Öte yandan Türkiye’nin Avrupa güvenlik mimarisindeki rolüne ve ABD’de Trump idaresi ile yaşanan paradigma değişiminin Ankara ile ilgilere yönelik tesirini kıymetlendiren Kallas, 2030’a kadar AB’nin savunma alanındaki hazırlığını güçlendirme maksadı taşıyan 800 milyar Avroluk “Avrupa’yı yine silahlandır (reArm Europe)” programına atıf yaptı. “Bu program, AB’nin hem Türkiye üzere ortaklarıyla işbirliği için kaynak hem de kendi savunma sanayimizi güçlendirme manasına geliyor” dedi.

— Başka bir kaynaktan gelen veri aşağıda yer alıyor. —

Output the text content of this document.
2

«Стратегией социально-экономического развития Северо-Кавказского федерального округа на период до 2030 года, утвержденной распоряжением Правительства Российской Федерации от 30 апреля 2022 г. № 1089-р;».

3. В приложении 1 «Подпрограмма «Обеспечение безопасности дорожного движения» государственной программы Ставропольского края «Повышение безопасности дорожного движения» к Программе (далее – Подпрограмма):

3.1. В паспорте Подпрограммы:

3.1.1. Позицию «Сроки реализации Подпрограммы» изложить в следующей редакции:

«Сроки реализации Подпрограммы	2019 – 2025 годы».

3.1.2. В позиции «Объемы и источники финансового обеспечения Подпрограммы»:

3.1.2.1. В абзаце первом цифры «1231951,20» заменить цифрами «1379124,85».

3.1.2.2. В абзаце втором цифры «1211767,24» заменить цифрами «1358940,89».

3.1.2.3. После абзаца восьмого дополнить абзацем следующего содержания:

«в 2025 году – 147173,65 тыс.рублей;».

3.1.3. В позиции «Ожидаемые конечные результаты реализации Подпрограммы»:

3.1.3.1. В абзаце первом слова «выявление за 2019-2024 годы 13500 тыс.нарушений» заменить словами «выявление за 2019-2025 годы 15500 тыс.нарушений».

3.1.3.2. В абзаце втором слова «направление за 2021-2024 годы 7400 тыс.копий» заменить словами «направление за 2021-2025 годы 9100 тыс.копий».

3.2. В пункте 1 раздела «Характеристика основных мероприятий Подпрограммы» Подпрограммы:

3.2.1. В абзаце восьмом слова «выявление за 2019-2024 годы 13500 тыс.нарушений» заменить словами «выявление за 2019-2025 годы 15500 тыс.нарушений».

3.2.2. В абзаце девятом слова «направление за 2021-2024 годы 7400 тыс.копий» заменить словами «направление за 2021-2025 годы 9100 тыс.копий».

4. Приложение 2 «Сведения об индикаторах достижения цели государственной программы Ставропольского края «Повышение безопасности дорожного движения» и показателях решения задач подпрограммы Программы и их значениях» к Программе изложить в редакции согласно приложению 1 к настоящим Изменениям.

AB’nin askeri alımlarının yüzde 60’ının ABD’den yapıldığını belirten Kallas, Ukrayna’daki savaş ile birliğin kendi savunma endüstrisini geliştirmesi gerektiğini gördüğüne vurgu yaptı. ReArm çatısı altındaki SAFE programı ile “Türkiye’nin, AB devletleriyle ortak projeler için kredilere erişime de sahip olduğunu” söyledi. “Dolayısıyla Türkiye’yi katiyetle bir güvenlik aktörü olarak görüyoruz” tabirlerini kullandı.
“YANLIŞ HESAP RİSKİ ÇOK YÜKSEK”
Diğer taraftan İsrail-İran çatışmaları ve nükleer tehlikeye yönelik soruları yanıtlayan Kallas, “Ortadoğu’daki bu savaş son derece korku verici. Nükleer tesislere saldırmak telaş yaratıyor. Ayrıyeten ABD’nin bu çatışmaya dahil olup olmayacağına bakılmaksızın bunun yayılma tesiri de son derece korku verici. Yanlış hesap riski çok yüksek ve bu yüzden tansiyonu azaltmaya çalışıyoruz” dedi.
ABD-İran nükleer uyuşmazlığına ait “AB’nin her vakit diplomatik tahlili desteklediğini” aktaran Kallas, Tahran’la yeni bir nükleer muahede yapılmadığı için İran’a Avrupa’nın yaptırımlarının askıya alan “snapback” sisteminin yakında sona ereceğinin altını çizdi ve ekledi: “Ya bir yol bulacağız ya da yaptırımları yine uygulayacağız.”